Editors: Editors should evaluate manuscripts exclusively on the basis of their academic merit. An editor must not use unpublished information in the editor's own research without the express written consent of the author. Editors should take reasonable responsive measures when ethical complaints have been presented concerning a submitted manuscript or published paper.

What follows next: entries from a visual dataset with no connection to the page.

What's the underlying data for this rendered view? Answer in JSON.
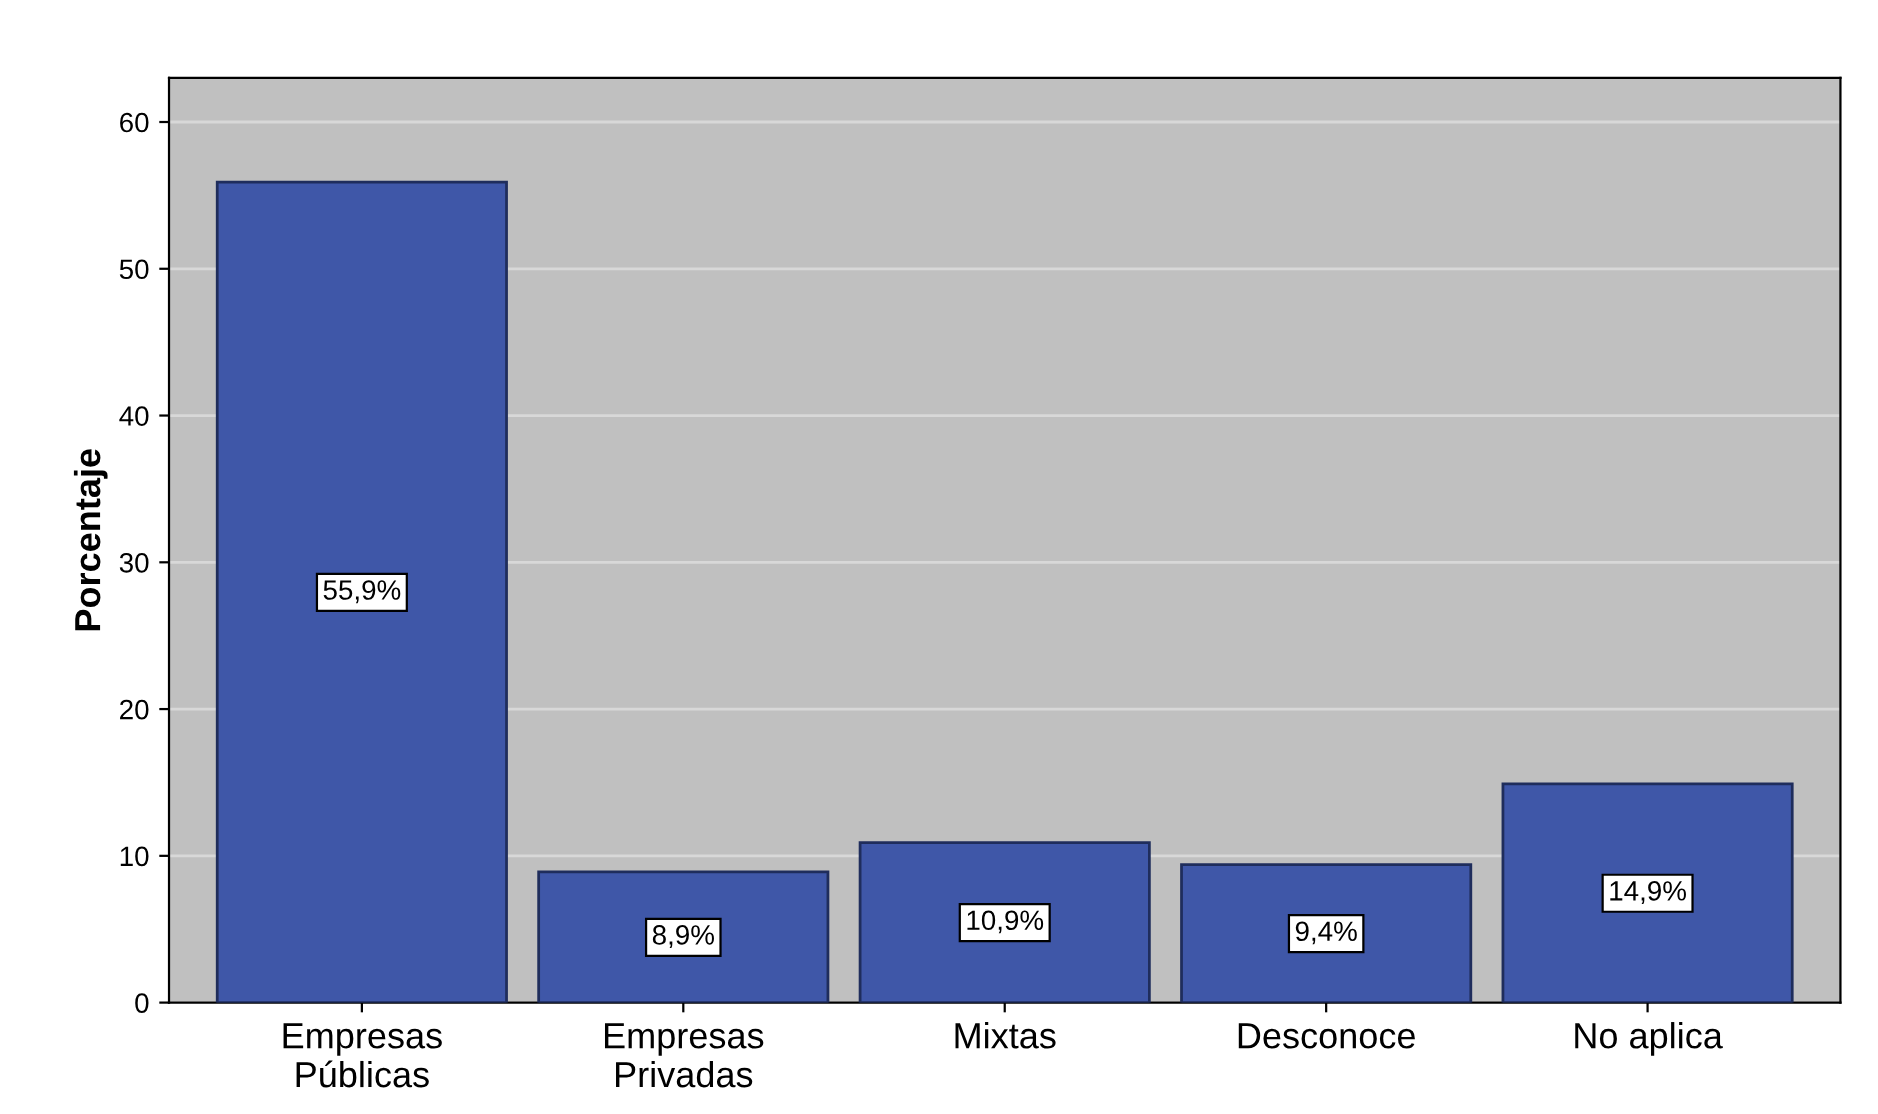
{
  "chart_data": {
    "type": "bar",
    "ylabel": "Porcentaje",
    "categories": [
      "Empresas\nPúblicas",
      "Empresas\nPrivadas",
      "Mixtas",
      "Desconoce",
      "No aplica"
    ],
    "values": [
      55.9,
      8.9,
      10.9,
      9.4,
      14.9
    ],
    "value_labels": [
      "55,9%",
      "8,9%",
      "10,9%",
      "9,4%",
      "14,9%"
    ],
    "color": "#3f57a8",
    "ylim": [
      0,
      63
    ],
    "yticks": [
      0,
      10,
      20,
      30,
      40,
      50,
      60
    ],
    "grid": "y"
  }
}
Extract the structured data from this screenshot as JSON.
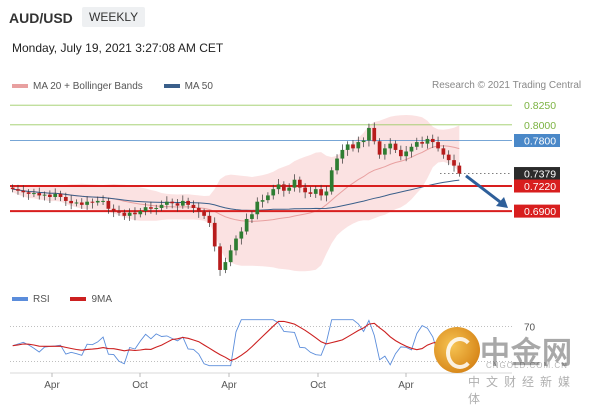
{
  "header": {
    "pair": "AUD/USD",
    "timeframe": "WEEKLY",
    "datetime": "Monday, July 19, 2021 3:27:08 AM CET"
  },
  "legend": {
    "items": [
      {
        "label": "MA 20 + Bollinger Bands",
        "color": "#e8a0a0"
      },
      {
        "label": "MA 50",
        "color": "#3a5f8a"
      }
    ],
    "credit": "Research © 2021 Trading Central"
  },
  "rsi_legend": {
    "items": [
      {
        "label": "RSI",
        "color": "#5b8ddb"
      },
      {
        "label": "9MA",
        "color": "#cc2020"
      }
    ]
  },
  "watermark": {
    "name": "中金网",
    "url": "CNGOLD.COM.CN",
    "sub": "中文财经新媒体"
  },
  "colors": {
    "resistance_blue": "#4a88c8",
    "support_red": "#d81e1e",
    "target_green": "#9ccc65",
    "current_dark": "#2b2b2b",
    "arrow": "#2e5f9a"
  },
  "chart_data": {
    "type": "candlestick",
    "title": "AUD/USD weekly",
    "ylim": [
      0.592,
      0.838
    ],
    "x_ticks": [
      "Apr",
      "Oct",
      "Apr",
      "Oct",
      "Apr"
    ],
    "levels": [
      {
        "label": "0.8250",
        "value": 0.825,
        "kind": "target",
        "style": "thin"
      },
      {
        "label": "0.8000",
        "value": 0.8,
        "kind": "target",
        "style": "thin"
      },
      {
        "label": "0.7800",
        "value": 0.78,
        "kind": "resistance",
        "style": "thin"
      },
      {
        "label": "0.7379",
        "value": 0.7379,
        "kind": "current",
        "style": "dotted"
      },
      {
        "label": "0.7220",
        "value": 0.722,
        "kind": "support",
        "style": "thick"
      },
      {
        "label": "0.6900",
        "value": 0.69,
        "kind": "support",
        "style": "thick"
      }
    ],
    "close_series": [
      0.718,
      0.716,
      0.714,
      0.712,
      0.713,
      0.71,
      0.711,
      0.708,
      0.712,
      0.708,
      0.703,
      0.7,
      0.701,
      0.698,
      0.702,
      0.701,
      0.703,
      0.703,
      0.693,
      0.69,
      0.688,
      0.684,
      0.688,
      0.686,
      0.69,
      0.695,
      0.693,
      0.694,
      0.698,
      0.702,
      0.7,
      0.697,
      0.703,
      0.698,
      0.694,
      0.689,
      0.684,
      0.675,
      0.645,
      0.615,
      0.625,
      0.64,
      0.655,
      0.664,
      0.68,
      0.686,
      0.702,
      0.704,
      0.71,
      0.718,
      0.724,
      0.716,
      0.72,
      0.73,
      0.72,
      0.714,
      0.712,
      0.718,
      0.71,
      0.715,
      0.742,
      0.757,
      0.768,
      0.775,
      0.77,
      0.778,
      0.78,
      0.796,
      0.779,
      0.762,
      0.77,
      0.776,
      0.768,
      0.76,
      0.766,
      0.772,
      0.778,
      0.776,
      0.782,
      0.778,
      0.77,
      0.762,
      0.755,
      0.748,
      0.7379
    ],
    "rsi": {
      "level_label": "70",
      "level": 70
    }
  }
}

Reviewers: Any manuscripts received for review must be treated as confidential documents. Privileged information or ideas obtained through peer review must be kept confidential and not used for personal advantage. Reviews should be conducted objectively, and observations should be formulated clearly with supporting arguments, so that authors can use them for improving the paper. Any selected referee who feels unqualified to review the research reported in a manuscript or knows that its prompt review will be impossible should notify the editor and excuse himself from the review process. Reviewers should not consider manuscripts in which they have conflicts of interest resulting from competitive, collaborative, or other relationships or connections with any of the authors, companies, or institutions connected to the papers.